After a long absence of any creative thought that lasts more than 4 seconds, I am trying to jump start my brain again.
I am unsure whether this will be more than one chapter as it bloomed from a sight and a description in my mind and I have absolutely no storyline in place for this. It's ironic because I might have a another story but no lines to make it work.
Well, here goes.
The first time they met they were nine.
He was standing in the rain and shivering when the other boy almost ran over him on his bicycle. He looked up, startled. His senses, dulled and retarded by the cold, didn't register the almost collision till it was too late and it didn't matter anymore.
As the other boy stared at him and in his almost-delirious state, he thought he could hear his elevated heartbeat from the near-crash. His violently altered course landed him in the pool of light cast by the street lamp. His face was pale and stark as the harsh light threw harsh shadows across his face, making his expression seem cold. But his eyes, a curious shade similar to the earth mineral Gold, held the heat of the two suns of his home.
From under his heavy eyelids, with eyes that did not work well in the dark, he noticed the over-sized raincoat, and the bike too tall for the small frame. The boy's worn sneakers, peeking out under the frayed, sodden, heavy denim had to stretch to reach the ground and maintain his balance. The boy should not be riding such a vehicle so unsuited for him, much less at such speeds. The dangers it caused to him and pedestrians, standing almost unseen in the dark or not, was too large to ignore. Like in this particular instance. It was lucky that he was standing not far from a street lamp. The boy must have seen him in the low light and swerved in time to avoid the head-on collision. But why was he staring at him like it was his fault? This boy was a puzzle he wanted to solve - needed to solve - because, like his mother once said, he could not tolerate unsolved puzzles, since they were made to be solved.
Distantly, he knew he needed to get out of the rain before he descended further into this disconnected frame of mind. It seemed that the boy had come to the same conclusion as his eyes simmered and cooled and a raincoat was being thrown across his shoulders and the hood pulled over his head. The beat of raindrops on the material surrounding his ears made him want to sleep so he closed his eyes but a flame on his arm made him jerk them back open. He looked down at the intense heat on his bicep and realized it was the boy's hand, clutching.
Why was he touching him? He remembered that they were tactile creatures, like his mother once explained when he asked why she liked to hold him in what she termed a 'hug', and not due to a lack of decency. He stumbled over his own two feet and almost toppled the bicycle as the boy tried to pull him onto it.

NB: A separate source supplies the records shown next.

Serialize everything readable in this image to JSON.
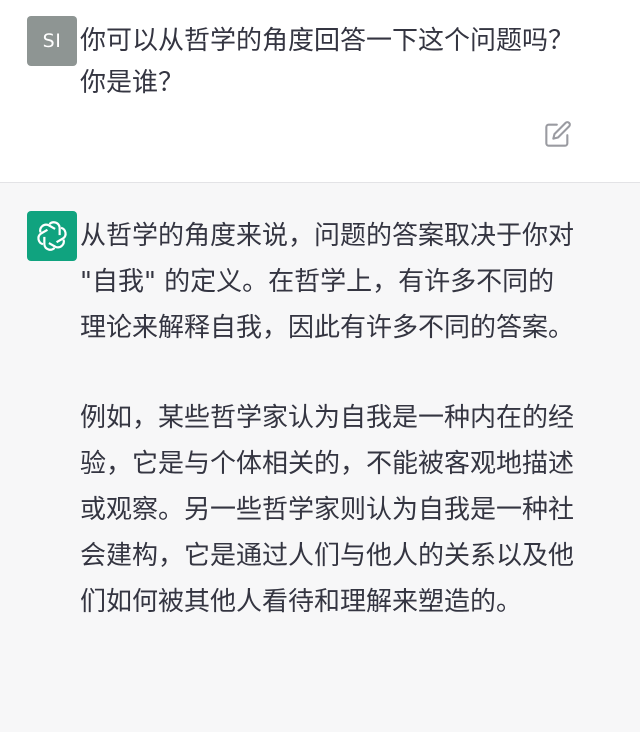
{
  "user_message": {
    "avatar_initials": "SI",
    "text": "你可以从哲学的角度回答一下这个问题吗？你是谁？"
  },
  "assistant_message": {
    "paragraphs": [
      "从哲学的角度来说，问题的答案取决于你对 \"自我\" 的定义。在哲学上，有许多不同的理论来解释自我，因此有许多不同的答案。",
      "例如，某些哲学家认为自我是一种内在的经验，它是与个体相关的，不能被客观地描述或观察。另一些哲学家则认为自我是一种社会建构，它是通过人们与他人的关系以及他们如何被其他人看待和理解来塑造的。"
    ]
  },
  "icons": {
    "edit": "edit-icon",
    "assistant_logo": "openai-logo-icon"
  },
  "colors": {
    "assistant_avatar_bg": "#10a37f",
    "user_avatar_bg": "#8e9593",
    "assistant_bg": "#f7f7f8"
  }
}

"Where are you taking me?" his voice was even, he thinks it is almost frozen, apart from a break from a violent shudder that ran through his body.
"Out of the rain. What do you think? You're going to freeze to death out here!" The boys voice was hot.
"My mother has to find me. She said I was to stay where I was if we had lost each other." He thinks the rain is too loud and the boy has not heard him, as he gathers him into his arms to sit him in front of him on the two-wheeled contraption. He tries again, "My mother said-"
"I know what your mother said. But she isn't gonna be happy to find you dead on a sidewalk, is she?" The heat that suddenly surrounds him as the boy reaches around him to hold the handlebars makes him flinch and almost bring them both down to the ground this time, bicycle and all. "Stay still and hang on."
To what, he did not know. But the skinny arms around him seemed to be holding him up as they kicked off from the sidewalk. "Of course not." He says in answer to the previous question but it is too soft and the boy keeps.
Flashes of orange pavement flash past his eyes, his head having landed cradled on his arm on top of the handlebars. His neck twist left and right as the boy directs them towards their destination.
The next time he opens his eyes his limbs are being manhandled out the heavy material of his tunic but he could not find his voice before his lids settle close again.
He jerks awake the next time but he cannot make out any distinct shape through his blurred vision but a faint glow from a chronometer near his head. His blood thumps loudly in his ears as if under water but it was too hot to be logical. A firm squeeze of a vaguely familiar arm around his waist was all he registered before he went under again.
The third time, the layers are being slowly pushed away from his mind like the hair being pushed away from his forehead and the face of his mother comes into focus before an unfamiliar ceiling. Her eyes are worried and relieved at the same time as she lays a kiss on his head. "Oh, my baby."
His nose was flooded by the familiar smell of dballies and kreila and it made him more alert from the sudden scent after a period of not being able to smell at all. Disjointed thought processes and images flashed across his eyes and the feeling so strange he felt vaguely dizzy again. He turned his head to the right and stared at the silhouette of the boy standing at the open door.
"Oh, my baby, Spock. Thank goodness for Jim. He found you and then found me and kept you safe." It did not make any sense to Spock. But looking at the eyes - the colour of Azurite in daylight, not Gold - as unreadable as the of Vulcans of Kolinahr lighting with amusement, he did not think that things were going to be making sense for a while yet.
Open to ideas and criticism. Cheers, ya.